Monday, December 11, 2017

Tides of War


So there has been some question about what will come next here on New Iron Age. I am overall pretty happy with the way The Sleeping Tyrant came out, and even if it went in some unexpected directions, that’s part of the fun of working in a serialized format.

One thing it did that I was not totally happy with was how deep it got into magic stuff, leaning maybe too hard on the “sorcery” part, rather than the “sword”. I like that it gave me a framework for the stories, but I think it got a bit too serialized, and by the end there was no way for a new reader to know what was happening.

Next year will be, once again, something different. Tides of War will be a serial detailing a war between two iron age powers, with the stories stretching over the entire length of the conflict. But it will not be focused on the leaders and kings, but on all kinds of people: common soldiers and warriors, outcasts, criminals, bystanders, brigands, and others. It will tell the story of a war in a series of snapshots from all different angles, from the glorious to the base. You will see characters and events from different perspectives, at different distances in space and in time, and from different sides. Two great Thanes will go to war, and that war will devour them.

Next week will be the second part of “The Cursed Prince”, and then I will be taking a short break for Xmas and New Years’. Posting on Tides of War will commence on January 8th. And I know stuff has been kind of fucked up with Patreon right now, but I still need your contributions, and I will be striving to add more value for patrons in the coming year. Stick with me and stay tuned.

Monday, December 4, 2017

The Cursed Prince: Part One


When the prince was born, he was beautiful, and perfect. The King of Utar bore him to the temple of the Faceless Gods, and he laid the child upon the black stone altar and placed around him a circle of silver coins. He bowed his head and called for a prophecy, that he might know the fate of his newborn heir.

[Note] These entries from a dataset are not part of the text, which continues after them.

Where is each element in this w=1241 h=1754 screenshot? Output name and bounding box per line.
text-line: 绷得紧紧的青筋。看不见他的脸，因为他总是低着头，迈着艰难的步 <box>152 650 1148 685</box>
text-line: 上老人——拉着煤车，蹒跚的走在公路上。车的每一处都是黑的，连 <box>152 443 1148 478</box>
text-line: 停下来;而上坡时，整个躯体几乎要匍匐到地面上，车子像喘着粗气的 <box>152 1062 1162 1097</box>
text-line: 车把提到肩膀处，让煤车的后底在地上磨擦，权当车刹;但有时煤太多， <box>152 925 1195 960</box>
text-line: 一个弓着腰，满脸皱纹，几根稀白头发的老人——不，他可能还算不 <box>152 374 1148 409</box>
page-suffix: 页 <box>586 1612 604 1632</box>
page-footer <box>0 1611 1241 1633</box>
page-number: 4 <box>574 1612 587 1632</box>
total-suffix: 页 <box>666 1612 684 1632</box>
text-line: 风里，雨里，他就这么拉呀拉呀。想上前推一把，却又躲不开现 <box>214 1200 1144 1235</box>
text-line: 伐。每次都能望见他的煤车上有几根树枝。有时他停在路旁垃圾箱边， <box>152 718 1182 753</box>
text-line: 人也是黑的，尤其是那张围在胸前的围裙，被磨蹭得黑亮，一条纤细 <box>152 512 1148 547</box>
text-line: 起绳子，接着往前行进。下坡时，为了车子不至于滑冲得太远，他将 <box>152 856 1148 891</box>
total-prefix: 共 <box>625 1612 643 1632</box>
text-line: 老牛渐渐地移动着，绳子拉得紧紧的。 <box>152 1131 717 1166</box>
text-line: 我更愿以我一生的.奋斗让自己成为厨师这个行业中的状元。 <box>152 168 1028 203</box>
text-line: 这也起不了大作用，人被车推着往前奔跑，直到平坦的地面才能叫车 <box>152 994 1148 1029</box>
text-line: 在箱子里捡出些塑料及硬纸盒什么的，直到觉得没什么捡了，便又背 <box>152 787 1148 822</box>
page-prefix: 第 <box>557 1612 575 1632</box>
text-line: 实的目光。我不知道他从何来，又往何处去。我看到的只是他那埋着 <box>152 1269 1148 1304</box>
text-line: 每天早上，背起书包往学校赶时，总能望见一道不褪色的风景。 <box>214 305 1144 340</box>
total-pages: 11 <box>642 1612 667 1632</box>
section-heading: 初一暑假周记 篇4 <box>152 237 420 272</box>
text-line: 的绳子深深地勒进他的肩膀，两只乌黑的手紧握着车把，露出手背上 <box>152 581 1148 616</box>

The veiled priestesses came forth from the darkness, and they stood behind the altar. There were three of them, and they made no motion, only breathed and chanted, and then the one at the center reached out and touched the child, and the king saw her hand flinch away, as though she had been burned.

“Dark is this child’s fate,” the priestess said. “You shall not wish to know it.”

“Speak,” King Samudragos said. He was no longer young, and there was gray upon his temples and in his beard. For many years he had sought for a son, but all three born to his wives had died. Now he had a new wife who even now lay weakened from birthing. At last he had a son, and he would not turn aside. “Tell me the omens.”

“He will survive you,” she said. “He will be a king, but not here. He will rule a distant country by his own hand.”